L’organisme de contrôle désigné par le code de conduite

07 février 2020

La bonne application du code par les adhérents est garantie par l’intervention d’un organisme tiers au porteur du code.

Quel est le rôle de cet organisme de contrôle ?

Lors de l’élaboration d’un code de conduite, le porteur du code doit organiser le suivi du code après son approbation.

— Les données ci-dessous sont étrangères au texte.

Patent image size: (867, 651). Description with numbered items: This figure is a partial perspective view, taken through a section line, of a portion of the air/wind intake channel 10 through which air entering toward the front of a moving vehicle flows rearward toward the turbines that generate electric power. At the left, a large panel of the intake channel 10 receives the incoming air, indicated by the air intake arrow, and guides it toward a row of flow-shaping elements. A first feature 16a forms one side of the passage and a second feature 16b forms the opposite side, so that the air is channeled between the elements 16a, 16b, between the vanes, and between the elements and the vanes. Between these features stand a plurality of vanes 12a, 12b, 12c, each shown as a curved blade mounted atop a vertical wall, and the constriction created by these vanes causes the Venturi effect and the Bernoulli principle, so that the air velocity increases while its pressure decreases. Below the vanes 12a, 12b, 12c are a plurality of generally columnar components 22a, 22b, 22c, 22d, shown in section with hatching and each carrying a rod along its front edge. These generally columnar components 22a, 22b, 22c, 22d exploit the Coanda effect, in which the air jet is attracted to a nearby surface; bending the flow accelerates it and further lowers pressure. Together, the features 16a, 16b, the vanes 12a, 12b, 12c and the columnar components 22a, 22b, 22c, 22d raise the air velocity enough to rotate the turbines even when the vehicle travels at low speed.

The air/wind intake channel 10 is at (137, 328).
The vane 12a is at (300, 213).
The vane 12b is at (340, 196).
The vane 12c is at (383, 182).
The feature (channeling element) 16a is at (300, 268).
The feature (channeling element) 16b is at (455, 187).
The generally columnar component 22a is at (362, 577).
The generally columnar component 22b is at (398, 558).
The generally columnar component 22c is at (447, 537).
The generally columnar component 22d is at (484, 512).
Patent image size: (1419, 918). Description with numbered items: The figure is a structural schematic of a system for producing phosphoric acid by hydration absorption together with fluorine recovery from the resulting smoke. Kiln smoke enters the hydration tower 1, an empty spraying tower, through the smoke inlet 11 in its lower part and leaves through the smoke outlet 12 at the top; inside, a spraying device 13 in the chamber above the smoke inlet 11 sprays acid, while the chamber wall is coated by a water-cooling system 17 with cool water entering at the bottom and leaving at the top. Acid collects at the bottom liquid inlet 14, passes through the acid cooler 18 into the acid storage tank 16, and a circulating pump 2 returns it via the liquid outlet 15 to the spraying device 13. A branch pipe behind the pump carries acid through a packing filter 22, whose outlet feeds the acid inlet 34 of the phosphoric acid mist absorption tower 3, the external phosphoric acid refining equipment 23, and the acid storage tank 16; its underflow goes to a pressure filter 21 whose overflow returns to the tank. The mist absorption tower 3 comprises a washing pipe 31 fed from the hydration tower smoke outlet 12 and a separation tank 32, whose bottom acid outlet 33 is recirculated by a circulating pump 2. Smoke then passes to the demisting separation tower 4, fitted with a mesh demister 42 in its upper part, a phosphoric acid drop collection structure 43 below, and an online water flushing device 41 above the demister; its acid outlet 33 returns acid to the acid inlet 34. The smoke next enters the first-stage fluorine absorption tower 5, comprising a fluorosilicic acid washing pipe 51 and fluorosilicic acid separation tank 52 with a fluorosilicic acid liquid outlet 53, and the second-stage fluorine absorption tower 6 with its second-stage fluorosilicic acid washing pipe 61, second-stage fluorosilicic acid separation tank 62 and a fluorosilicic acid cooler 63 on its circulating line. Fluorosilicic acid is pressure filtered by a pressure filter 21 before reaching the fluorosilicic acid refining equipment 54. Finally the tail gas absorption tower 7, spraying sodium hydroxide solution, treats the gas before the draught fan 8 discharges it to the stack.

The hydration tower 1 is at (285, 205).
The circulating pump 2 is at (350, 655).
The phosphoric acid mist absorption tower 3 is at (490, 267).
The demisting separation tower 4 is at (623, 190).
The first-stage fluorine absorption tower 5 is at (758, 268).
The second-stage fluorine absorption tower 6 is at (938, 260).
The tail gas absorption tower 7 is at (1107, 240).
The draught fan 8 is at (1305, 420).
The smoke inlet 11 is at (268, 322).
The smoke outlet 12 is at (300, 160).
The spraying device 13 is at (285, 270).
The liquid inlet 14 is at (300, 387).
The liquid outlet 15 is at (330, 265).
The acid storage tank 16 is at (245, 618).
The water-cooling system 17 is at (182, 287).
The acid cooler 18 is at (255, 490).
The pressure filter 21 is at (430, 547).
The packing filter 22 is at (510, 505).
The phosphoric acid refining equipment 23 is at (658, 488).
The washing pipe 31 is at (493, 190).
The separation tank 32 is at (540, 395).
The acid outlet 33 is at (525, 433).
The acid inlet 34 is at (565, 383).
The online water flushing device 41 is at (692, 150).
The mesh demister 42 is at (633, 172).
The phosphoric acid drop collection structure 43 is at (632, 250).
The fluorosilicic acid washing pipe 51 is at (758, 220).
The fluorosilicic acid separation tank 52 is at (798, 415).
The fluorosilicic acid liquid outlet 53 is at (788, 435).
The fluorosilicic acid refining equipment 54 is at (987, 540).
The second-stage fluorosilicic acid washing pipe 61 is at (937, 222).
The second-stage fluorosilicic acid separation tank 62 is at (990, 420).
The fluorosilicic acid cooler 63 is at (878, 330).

Pour ce faire, le RGPD prévoit l’intervention d’un organisme dédié dont la mission n’interfère pas avec celle des autorités de contrôle.

Ainsi, un code peut prévoir la mise en place d’un comité interne au porteur du code ou le recours à un ou plusieurs organismes tiers qui vérifieront à intervalles réguliers que le code est bien appliqué par les adhérents.

Cet organisme interne ou externe, qui devra être agréé par la CNIL, effectuera un audit préalable à l’adhésion au code de conduite, des audits réguliers après adhésion au code de conduite, prendra des mesures appropriées en cas de violation du code telles que la suspension ou l’exclusion de l’adhérent au code et participera à la mise à jour du code de conduite.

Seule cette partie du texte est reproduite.